Former Pope Benedict XVI breaks silence to reaffirm celibacy in the priesthood

Issued on: 13/01/2020 – France24.com

Pope Emeritus Benedict XVI (R) stands with cardinals during a papal consistory for the creation of new Cardinals on February 14, 2015, at St. Peter's Basilica in Vatican City.
Pope Emeritus Benedict XVI (R) stands with cardinals during a papal consistory for the creation of new Cardinals on February 14, 2015, at St. Peter’s Basilica in Vatican City. © Andreas Solaro, AFP

Text by:NEWS WIRES

Retired Pope Benedict XVI has broken his silence to reaffirm the “necessity” of priestly celibacy, co-authoring a bombshell book at the precise moment that Pope Francis is weighing whether to allow married men to be ordained to address the Catholic priest shortage.

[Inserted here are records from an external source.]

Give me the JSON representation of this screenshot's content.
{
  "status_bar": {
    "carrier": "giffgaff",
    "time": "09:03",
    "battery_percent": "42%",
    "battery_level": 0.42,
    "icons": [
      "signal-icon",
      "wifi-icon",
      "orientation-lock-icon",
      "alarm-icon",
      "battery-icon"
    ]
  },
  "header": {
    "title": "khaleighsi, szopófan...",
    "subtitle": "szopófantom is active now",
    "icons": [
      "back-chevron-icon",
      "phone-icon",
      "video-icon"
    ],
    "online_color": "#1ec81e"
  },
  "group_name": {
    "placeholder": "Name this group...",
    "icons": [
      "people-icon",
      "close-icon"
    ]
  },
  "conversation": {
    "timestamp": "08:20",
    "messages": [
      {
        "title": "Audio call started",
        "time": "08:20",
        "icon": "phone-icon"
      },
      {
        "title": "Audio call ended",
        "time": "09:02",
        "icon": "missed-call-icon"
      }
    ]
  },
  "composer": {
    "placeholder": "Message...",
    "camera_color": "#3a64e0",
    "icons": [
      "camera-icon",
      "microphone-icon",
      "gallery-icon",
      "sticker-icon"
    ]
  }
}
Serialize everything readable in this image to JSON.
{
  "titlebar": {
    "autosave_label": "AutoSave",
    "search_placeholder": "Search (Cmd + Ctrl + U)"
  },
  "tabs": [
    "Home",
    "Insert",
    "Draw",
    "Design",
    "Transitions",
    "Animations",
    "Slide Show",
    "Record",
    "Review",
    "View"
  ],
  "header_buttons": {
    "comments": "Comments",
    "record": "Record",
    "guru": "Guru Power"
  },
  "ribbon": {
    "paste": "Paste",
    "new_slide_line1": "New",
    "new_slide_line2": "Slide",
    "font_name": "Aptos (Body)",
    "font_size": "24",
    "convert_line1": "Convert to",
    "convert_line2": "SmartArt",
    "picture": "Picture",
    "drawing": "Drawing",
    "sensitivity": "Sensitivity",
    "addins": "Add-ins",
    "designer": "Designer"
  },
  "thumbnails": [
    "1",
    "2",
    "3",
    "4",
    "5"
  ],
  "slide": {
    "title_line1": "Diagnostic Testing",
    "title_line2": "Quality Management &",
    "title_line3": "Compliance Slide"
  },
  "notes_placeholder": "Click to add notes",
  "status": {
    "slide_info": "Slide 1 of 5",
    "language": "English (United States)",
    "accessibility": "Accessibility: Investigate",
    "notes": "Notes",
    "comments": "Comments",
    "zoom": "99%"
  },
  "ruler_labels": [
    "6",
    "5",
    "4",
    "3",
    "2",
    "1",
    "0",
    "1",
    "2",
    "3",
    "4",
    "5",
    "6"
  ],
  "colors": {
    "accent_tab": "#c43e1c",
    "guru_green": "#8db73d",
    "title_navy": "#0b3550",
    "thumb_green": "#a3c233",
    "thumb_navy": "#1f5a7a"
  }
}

Benedict wrote the book, “From the Depths of Our Hearts: Priesthood, Celibacy and the Crisis of the Catholic Church,” along with his fellow conservative, Guinean Cardinal Robert Sarah, who heads the Vatican’s liturgy office and has been a quiet critic of Francis.

The French daily Le Figaro published excerpts of the book late Sunday; The Associated Press obtained galleys of the English edition, which is being published by Ignatius Press.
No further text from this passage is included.